L’auteure nous fait partager des moments de la vie des personnages clé du roman à travers le regard d’Ava et sa mère Dutchess. Mais aussi de Toussaint qui, du haut de ses 10 ans, essaye de comprendre le chaos qui s’est installé autour de lui.
Le début du récit se déroule au plus près du regard d’Ava. Une femme égarée dans la vie. Comme femme, comme Noire. Une personne jamais prise en compte par sa mère, Dutchess. L’auteur nous fait partager sa vie, ses pensées, ses espoirs, ses peines immenses. Ses délires. Ses errances avec Toussaint son fils… Elle qui a été subjuguée par un homme, Cass, militant des Black Panthers [1], médecin. Un homme dans la radicalité noire, en rupture déclarée avec tout ce que le monde blanc produit. Ava est fascinée par Cass. Elle a voulu un enfant de lui, au moment même de leur séparation.
Dutchess, la mère, vit dans le village de Bonaparte [2] dans l’Etat raciste de l’Alabama, près du Mississipi. Un village dépecé progressivement de ses terres par l’acharnement juridique des Blancs appuyés par l’administration.

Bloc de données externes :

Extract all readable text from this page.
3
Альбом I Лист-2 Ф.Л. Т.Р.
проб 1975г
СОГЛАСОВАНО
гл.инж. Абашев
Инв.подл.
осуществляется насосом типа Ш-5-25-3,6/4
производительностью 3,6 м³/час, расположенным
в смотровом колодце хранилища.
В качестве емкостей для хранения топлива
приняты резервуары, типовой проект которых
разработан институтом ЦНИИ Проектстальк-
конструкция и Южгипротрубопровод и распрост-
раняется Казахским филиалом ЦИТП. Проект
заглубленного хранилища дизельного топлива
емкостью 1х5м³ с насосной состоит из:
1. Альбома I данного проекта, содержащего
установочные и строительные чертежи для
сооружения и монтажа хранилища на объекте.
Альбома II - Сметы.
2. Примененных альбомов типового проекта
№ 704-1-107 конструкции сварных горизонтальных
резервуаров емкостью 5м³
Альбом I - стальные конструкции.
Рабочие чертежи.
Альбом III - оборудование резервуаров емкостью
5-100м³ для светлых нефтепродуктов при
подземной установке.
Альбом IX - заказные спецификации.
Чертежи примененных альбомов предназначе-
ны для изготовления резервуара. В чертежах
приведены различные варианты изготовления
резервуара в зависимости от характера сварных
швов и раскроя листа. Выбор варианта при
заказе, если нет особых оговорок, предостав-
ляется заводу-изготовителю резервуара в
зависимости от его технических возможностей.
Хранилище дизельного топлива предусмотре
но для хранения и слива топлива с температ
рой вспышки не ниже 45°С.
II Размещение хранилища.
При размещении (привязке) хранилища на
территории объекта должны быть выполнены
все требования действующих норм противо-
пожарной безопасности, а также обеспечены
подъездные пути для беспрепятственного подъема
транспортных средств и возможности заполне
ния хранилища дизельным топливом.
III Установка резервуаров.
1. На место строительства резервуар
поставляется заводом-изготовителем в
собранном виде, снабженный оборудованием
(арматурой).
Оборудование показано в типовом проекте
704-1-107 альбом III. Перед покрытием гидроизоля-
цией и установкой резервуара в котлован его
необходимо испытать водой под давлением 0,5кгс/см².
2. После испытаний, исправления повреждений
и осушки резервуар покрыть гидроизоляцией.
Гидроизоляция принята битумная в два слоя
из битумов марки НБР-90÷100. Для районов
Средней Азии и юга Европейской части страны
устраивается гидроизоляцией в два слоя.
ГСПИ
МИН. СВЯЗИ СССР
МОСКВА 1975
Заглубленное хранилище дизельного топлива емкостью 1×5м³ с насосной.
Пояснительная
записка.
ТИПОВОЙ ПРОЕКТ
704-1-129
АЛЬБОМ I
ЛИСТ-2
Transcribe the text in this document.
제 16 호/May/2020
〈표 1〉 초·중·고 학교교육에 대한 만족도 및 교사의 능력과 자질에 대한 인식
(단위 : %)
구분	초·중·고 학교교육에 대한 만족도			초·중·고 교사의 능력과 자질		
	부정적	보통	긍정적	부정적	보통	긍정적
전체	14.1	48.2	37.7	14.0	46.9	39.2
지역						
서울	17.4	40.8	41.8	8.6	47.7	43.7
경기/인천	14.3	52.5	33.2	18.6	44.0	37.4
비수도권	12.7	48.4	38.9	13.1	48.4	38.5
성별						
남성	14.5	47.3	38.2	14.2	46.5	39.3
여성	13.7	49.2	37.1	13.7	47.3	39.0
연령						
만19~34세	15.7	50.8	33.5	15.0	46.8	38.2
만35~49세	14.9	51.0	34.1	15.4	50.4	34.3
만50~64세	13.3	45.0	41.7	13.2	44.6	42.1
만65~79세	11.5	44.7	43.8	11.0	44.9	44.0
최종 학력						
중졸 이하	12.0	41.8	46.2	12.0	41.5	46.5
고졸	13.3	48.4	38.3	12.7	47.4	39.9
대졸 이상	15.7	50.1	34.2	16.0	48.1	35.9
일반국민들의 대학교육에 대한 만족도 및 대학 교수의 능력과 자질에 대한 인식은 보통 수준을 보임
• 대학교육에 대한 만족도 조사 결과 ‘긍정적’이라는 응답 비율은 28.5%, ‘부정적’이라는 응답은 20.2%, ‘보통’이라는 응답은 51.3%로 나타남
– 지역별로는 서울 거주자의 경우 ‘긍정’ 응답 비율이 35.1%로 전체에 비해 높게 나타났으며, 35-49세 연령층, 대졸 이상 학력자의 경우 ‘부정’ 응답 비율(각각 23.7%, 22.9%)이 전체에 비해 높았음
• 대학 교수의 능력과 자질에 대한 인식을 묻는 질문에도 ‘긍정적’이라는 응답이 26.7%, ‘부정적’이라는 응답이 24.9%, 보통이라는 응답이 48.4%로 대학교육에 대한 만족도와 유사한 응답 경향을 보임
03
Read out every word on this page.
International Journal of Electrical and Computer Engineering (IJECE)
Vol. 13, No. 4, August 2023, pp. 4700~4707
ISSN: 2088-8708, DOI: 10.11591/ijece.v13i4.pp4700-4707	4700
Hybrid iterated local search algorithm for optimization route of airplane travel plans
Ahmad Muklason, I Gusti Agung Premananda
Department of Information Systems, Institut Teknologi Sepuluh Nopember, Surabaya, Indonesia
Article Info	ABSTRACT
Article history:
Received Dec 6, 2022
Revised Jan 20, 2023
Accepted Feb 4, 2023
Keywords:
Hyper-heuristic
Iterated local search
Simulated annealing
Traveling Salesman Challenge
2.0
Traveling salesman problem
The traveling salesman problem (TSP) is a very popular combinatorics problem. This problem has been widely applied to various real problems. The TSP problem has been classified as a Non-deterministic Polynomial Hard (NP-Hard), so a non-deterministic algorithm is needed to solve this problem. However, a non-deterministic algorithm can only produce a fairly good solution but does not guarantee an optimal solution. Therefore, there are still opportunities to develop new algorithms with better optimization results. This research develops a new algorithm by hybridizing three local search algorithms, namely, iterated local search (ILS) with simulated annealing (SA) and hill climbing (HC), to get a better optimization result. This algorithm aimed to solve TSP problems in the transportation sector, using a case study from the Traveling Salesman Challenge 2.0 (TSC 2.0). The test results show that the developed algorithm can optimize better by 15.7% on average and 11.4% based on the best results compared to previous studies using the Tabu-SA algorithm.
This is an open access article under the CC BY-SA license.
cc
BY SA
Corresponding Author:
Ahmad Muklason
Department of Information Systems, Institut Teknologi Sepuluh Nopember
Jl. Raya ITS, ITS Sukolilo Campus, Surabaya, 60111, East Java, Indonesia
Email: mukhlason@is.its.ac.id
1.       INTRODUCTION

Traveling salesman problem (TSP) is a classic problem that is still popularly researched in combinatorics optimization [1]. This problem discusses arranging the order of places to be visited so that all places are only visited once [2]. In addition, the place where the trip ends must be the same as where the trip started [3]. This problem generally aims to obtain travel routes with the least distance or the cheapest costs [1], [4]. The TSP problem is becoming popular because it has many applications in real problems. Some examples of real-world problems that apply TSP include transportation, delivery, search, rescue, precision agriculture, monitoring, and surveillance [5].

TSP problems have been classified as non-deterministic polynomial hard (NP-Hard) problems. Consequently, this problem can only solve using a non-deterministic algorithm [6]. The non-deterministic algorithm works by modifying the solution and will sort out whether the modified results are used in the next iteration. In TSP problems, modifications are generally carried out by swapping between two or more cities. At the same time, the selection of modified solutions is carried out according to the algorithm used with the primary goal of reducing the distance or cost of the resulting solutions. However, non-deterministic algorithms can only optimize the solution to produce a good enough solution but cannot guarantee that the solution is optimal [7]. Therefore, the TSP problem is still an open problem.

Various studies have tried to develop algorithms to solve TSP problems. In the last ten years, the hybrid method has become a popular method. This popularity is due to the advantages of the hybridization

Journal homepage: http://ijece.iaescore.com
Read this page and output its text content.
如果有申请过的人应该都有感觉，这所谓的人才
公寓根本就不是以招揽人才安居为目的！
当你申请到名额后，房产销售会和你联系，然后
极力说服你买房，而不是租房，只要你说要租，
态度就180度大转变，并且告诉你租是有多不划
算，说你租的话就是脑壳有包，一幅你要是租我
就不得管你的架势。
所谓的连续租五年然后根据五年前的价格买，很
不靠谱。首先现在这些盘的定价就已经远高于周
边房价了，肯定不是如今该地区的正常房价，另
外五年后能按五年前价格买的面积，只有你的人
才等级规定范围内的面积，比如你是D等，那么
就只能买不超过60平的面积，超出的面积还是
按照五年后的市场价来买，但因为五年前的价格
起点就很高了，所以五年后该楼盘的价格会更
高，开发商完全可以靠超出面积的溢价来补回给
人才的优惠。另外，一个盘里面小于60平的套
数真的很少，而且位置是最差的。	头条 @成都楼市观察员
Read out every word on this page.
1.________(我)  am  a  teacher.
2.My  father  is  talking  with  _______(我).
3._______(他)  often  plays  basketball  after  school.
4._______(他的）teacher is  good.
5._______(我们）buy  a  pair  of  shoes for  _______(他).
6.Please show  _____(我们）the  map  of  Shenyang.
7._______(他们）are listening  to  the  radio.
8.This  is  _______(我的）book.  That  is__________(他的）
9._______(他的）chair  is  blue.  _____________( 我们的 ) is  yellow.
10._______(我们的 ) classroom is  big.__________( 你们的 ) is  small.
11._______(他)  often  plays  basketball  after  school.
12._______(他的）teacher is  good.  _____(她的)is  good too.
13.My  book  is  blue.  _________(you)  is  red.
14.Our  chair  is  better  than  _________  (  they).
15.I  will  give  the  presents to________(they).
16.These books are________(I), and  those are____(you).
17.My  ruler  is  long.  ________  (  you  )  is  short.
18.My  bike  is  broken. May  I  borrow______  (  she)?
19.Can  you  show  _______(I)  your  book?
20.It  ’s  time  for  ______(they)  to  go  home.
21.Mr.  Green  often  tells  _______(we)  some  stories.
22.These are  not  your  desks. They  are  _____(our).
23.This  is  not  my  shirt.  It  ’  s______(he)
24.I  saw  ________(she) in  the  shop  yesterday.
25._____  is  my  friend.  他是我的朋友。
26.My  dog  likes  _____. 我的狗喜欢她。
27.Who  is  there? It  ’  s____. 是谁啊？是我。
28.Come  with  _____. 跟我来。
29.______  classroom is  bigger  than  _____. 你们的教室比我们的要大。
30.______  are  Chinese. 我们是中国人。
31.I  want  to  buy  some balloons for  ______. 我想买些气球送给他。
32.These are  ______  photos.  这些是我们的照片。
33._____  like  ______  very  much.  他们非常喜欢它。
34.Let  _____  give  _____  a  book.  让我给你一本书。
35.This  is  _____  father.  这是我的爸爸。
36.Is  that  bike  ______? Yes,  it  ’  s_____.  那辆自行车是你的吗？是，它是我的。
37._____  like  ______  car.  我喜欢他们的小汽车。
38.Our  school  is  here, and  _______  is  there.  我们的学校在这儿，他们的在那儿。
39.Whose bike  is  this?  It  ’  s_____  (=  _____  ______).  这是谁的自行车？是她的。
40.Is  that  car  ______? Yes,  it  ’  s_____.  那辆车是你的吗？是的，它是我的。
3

Tout le texte de ce roman peut être compris comme le « récit caché » de personnes dominées, au sens de James C. Scott [3]. Ava, Dutchess, des personnes dominées dans l’Amérique des années 1980.
Une lente dérive
Le roman est à lire comme la lente dérive d’un petit groupe de Noirs américains autour de Cass, ancien militant des Black Panthers. Une dérive vers l’isolement dans la radicalité et la formation d’une secte, l’Arche. Cass est capable d’enflammer ses auditeurs. Des Noirs pauvres, perdus dans la misère, égarés dans les périphéries des grandes villes américaines. Cass le prédicateur cherche à les dresser contre les « Errants », ces Blancs normaux qui tiennent tous les rouages de la société. Qui fabriquent les normes. Ces normes qui oppressent les Noirs notamment au travers des contrôles administratifs mais aussi des drogues.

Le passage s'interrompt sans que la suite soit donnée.